Il y a les affaires et les petites histoires, rubrique « faits divers ». Et puis il y a l’Histoire ! La « vraie », l’officielle. L’histoire des manuels scolaires. L’histoire telle qu’elle est dite aux enfants par l’Éducation Nationale, privée ou publique. Avec un grand H. Le programme officiel, cet ensemble de savoirs, ce récit national issu d’une longue tradition. Et comme la langue française aime jouer avec la hiérarchie, l’Histoire n’a bien entendu pas grand chose à voir avec les « petites histoires », ces « salades » que quelques « conteurs » dissidents distillent de temps en temps, à qui veut bien les entendre.

L’Histoire a besoin de résonner dans le coeur des hommes, de développer un sentiment d’appartenance nationale. L’Histoire semble souvent se passionner pour les batailles victorieuses, pour les grandes guerres. L’Histoire ne sait pas trop quoi dire, a contrario, sur les temps de paix. A la rigueur, il y a bien quelques trèves de confiseurs ! Mais le combat pour la grandeur de la nation (fut-elle française, britannique ou russe) tient le haut du pavé. L’Histoire, un sport de combat !

histoire

Sauf qu’en fait, à y regarder de plus près, l’Histoire n’existe pas ! Prenons un exemple exotique d’abord : l’Histoire de Chine, telle qu’elle est enseignée aux petits chinois. Le récit officiel aborde la question du Tibet comme celle d’une région, un peu comme l’Alsace ou la Lorraine en France. Une région parfois rebelle, un tantinet tire-au-flan, point. Le Tibet ne serait rien d’autre qu’une région assez pauvre aux confins du vaste empire. Et pourtant, entre 629 et 877, sous l’impulsion de la dynastie Yarlung, l’empire Tibétain n’aura de cesse de s’accroître bien au-delà du plateau éponyme. Les Tibétains envahissent même  la capitale de la Chine (dynastie Tang), Chang’an, en 763. Mais n’allez pas dire cela à quelques dignitaires ou haut-fonctionnaires de Pékin…

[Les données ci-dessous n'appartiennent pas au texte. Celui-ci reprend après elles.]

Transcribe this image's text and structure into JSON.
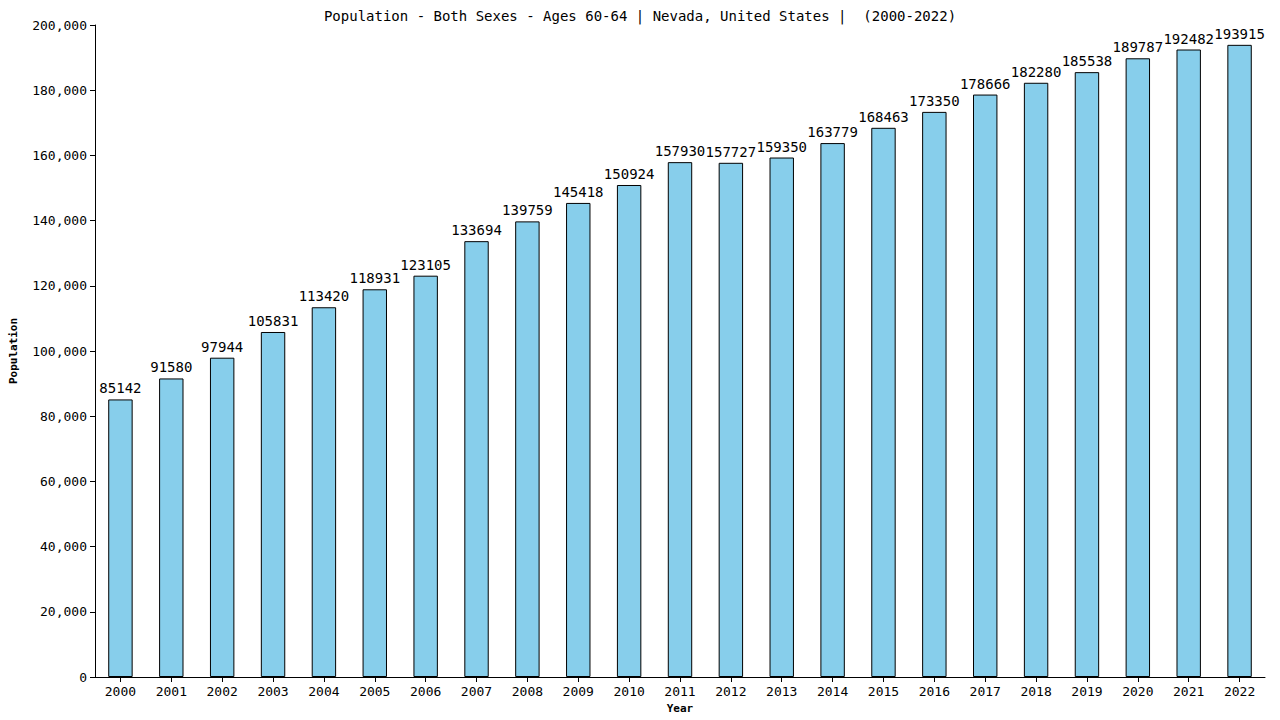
{
  "chart_data": {
    "type": "bar",
    "title": "Population - Both Sexes - Ages 60-64 | Nevada, United States |  (2000-2022)",
    "x_label": "Year",
    "y_label": "Population",
    "categories": [
      "2000",
      "2001",
      "2002",
      "2003",
      "2004",
      "2005",
      "2006",
      "2007",
      "2008",
      "2009",
      "2010",
      "2011",
      "2012",
      "2013",
      "2014",
      "2015",
      "2016",
      "2017",
      "2018",
      "2019",
      "2020",
      "2021",
      "2022"
    ],
    "values": [
      85142,
      91580,
      97944,
      105831,
      113420,
      118931,
      123105,
      133694,
      139759,
      145418,
      150924,
      157930,
      157727,
      159350,
      163779,
      168463,
      173350,
      178666,
      182280,
      185538,
      189787,
      192482,
      193915
    ],
    "color": "#87ceeb",
    "ylim": [
      0,
      200000
    ],
    "yticks": [
      0,
      20000,
      40000,
      60000,
      80000,
      100000,
      120000,
      140000,
      160000,
      180000,
      200000
    ],
    "grid": false,
    "data_labels": true
  }
}
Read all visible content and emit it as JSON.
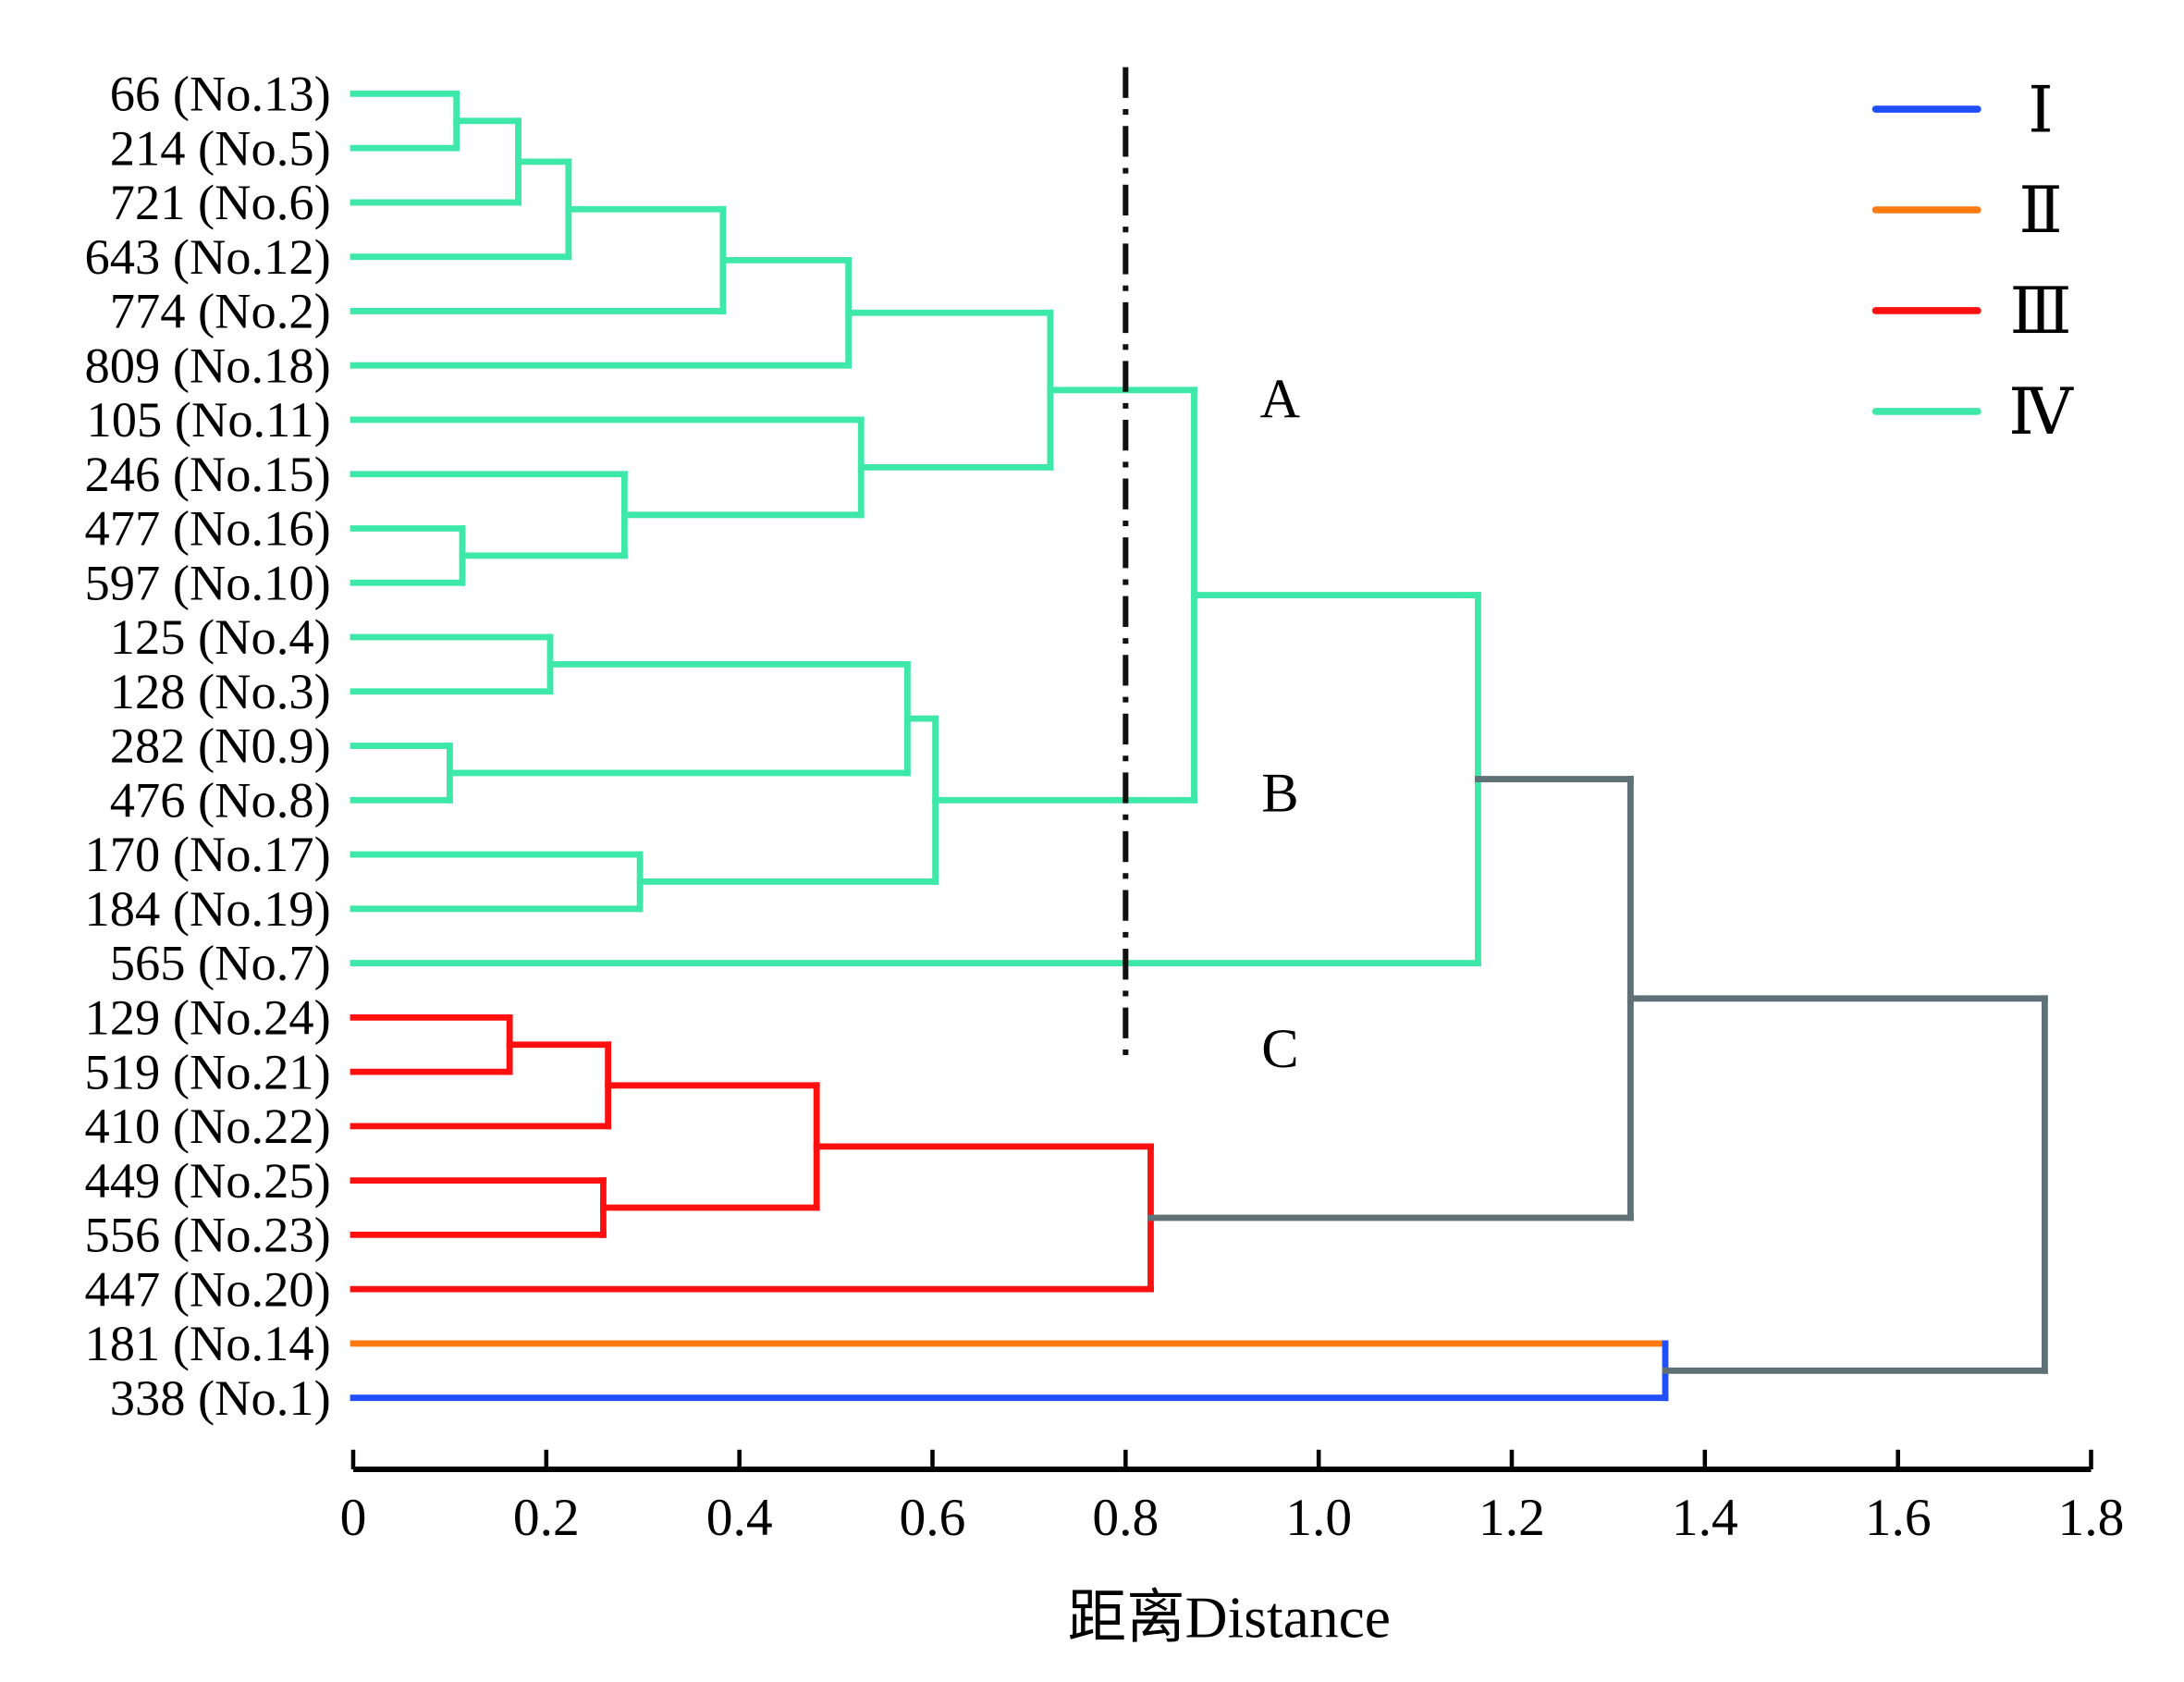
{
  "chart_data": {
    "type": "dendrogram",
    "xlabel": "距离Distance",
    "xlim": [
      0,
      1.8
    ],
    "xticks": [
      "0",
      "0.2",
      "0.4",
      "0.6",
      "0.8",
      "1.0",
      "1.2",
      "1.4",
      "1.6",
      "1.8"
    ],
    "xtick_values": [
      0,
      0.2,
      0.4,
      0.6,
      0.8,
      1.0,
      1.2,
      1.4,
      1.6,
      1.8
    ],
    "cutoff": 0.8,
    "palette": {
      "I": "#1f4fff",
      "II": "#ff7a10",
      "III": "#ff1010",
      "IV": "#3ee8a8",
      "grey": "#5f7077"
    },
    "legend": {
      "placement": "top-right",
      "entries": [
        {
          "label": "Ⅰ",
          "color": "I"
        },
        {
          "label": "Ⅱ",
          "color": "II"
        },
        {
          "label": "Ⅲ",
          "color": "III"
        },
        {
          "label": "Ⅳ",
          "color": "IV"
        }
      ]
    },
    "annotations": [
      {
        "text": "A",
        "x": 0.96,
        "leaf_pos": 5.6
      },
      {
        "text": "B",
        "x": 0.96,
        "leaf_pos": 12.85
      },
      {
        "text": "C",
        "x": 0.96,
        "leaf_pos": 17.55
      }
    ],
    "tree": {
      "h": 1.752,
      "color": "grey",
      "children": [
        {
          "h": 1.323,
          "color": "grey",
          "children": [
            {
              "h": 1.165,
              "color": "IV",
              "children": [
                {
                  "h": 0.871,
                  "children": [
                    {
                      "h": 0.722,
                      "children": [
                        {
                          "h": 0.513,
                          "children": [
                            {
                              "h": 0.383,
                              "children": [
                                {
                                  "h": 0.223,
                                  "children": [
                                    {
                                      "h": 0.171,
                                      "children": [
                                        {
                                          "h": 0.107,
                                          "children": [
                                            {
                                              "label": "66 (No.13)"
                                            },
                                            {
                                              "label": "214 (No.5)"
                                            }
                                          ]
                                        },
                                        {
                                          "label": "721 (No.6)"
                                        }
                                      ]
                                    },
                                    {
                                      "label": "643 (No.12)"
                                    }
                                  ]
                                },
                                {
                                  "label": "774 (No.2)"
                                }
                              ]
                            },
                            {
                              "label": "809 (No.18)"
                            }
                          ]
                        },
                        {
                          "h": 0.526,
                          "children": [
                            {
                              "label": "105 (No.11)"
                            },
                            {
                              "h": 0.281,
                              "children": [
                                {
                                  "label": "246 (No.15)"
                                },
                                {
                                  "h": 0.113,
                                  "children": [
                                    {
                                      "label": "477 (No.16)"
                                    },
                                    {
                                      "label": "597 (No.10)"
                                    }
                                  ]
                                }
                              ]
                            }
                          ]
                        }
                      ]
                    },
                    {
                      "h": 0.603,
                      "children": [
                        {
                          "h": 0.574,
                          "children": [
                            {
                              "h": 0.204,
                              "children": [
                                {
                                  "label": "125 (No.4)"
                                },
                                {
                                  "label": "128 (No.3)"
                                }
                              ]
                            },
                            {
                              "h": 0.1,
                              "children": [
                                {
                                  "label": "282 (N0.9)"
                                },
                                {
                                  "label": "476 (No.8)"
                                }
                              ]
                            }
                          ]
                        },
                        {
                          "h": 0.297,
                          "children": [
                            {
                              "label": "170 (No.17)"
                            },
                            {
                              "label": "184 (No.19)"
                            }
                          ]
                        }
                      ]
                    }
                  ]
                },
                {
                  "label": "565 (No.7)"
                }
              ]
            },
            {
              "h": 0.826,
              "color": "III",
              "children": [
                {
                  "h": 0.48,
                  "children": [
                    {
                      "h": 0.264,
                      "children": [
                        {
                          "h": 0.162,
                          "children": [
                            {
                              "label": "129 (No.24)"
                            },
                            {
                              "label": "519 (No.21)"
                            }
                          ]
                        },
                        {
                          "label": "410 (No.22)"
                        }
                      ]
                    },
                    {
                      "h": 0.259,
                      "children": [
                        {
                          "label": "449 (No.25)"
                        },
                        {
                          "label": "556 (No.23)"
                        }
                      ]
                    }
                  ]
                },
                {
                  "label": "447 (No.20)"
                }
              ]
            }
          ]
        },
        {
          "h": 1.359,
          "color": "I",
          "children": [
            {
              "label": "181 (No.14)",
              "color": "II"
            },
            {
              "label": "338 (No.1)",
              "color": "I"
            }
          ]
        }
      ]
    }
  }
}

Prenons un autre exemple, plus récent : la guerre en Irak (2003-2011), sous l’impulsion des États-Unis. Qu’est-ce qu’un livre d’Histoire américain expliquera à ses enfants ? Qu’est-ce qu’un livre d’Histoire français racontera ? Et enfin, comment sera rapporté le même événement aux enfants iraquiens ? Il n’y a pas d’Histoire. Il n’y a que des points de vue.

Alors ce qui compte, c’est la dignité de la nation, contre vents et marées. Parfois, aux rêves de grandeur s’ajoute un manque de considération pour la partie adverse, surtout lorsqu’elle est du côté des vaincus. Aussi, l’humiliation infligée à l’Allemagne par un certain Clémenceau, héros français du début du XXème siècle n’est-elle que peu étudiée en France. Car on préfère insister sur les dérives de l’Allemagne à partir des années vingt. Comme si la négociation pour la paix, lors de l’Armistice de 1918, n’avait été qu’une formalité sans plus d’enjeu. Mais Clémenceau avait-il conscience des conséquences d’un « deal » gagnant-perdant pour son ancien ennemi ?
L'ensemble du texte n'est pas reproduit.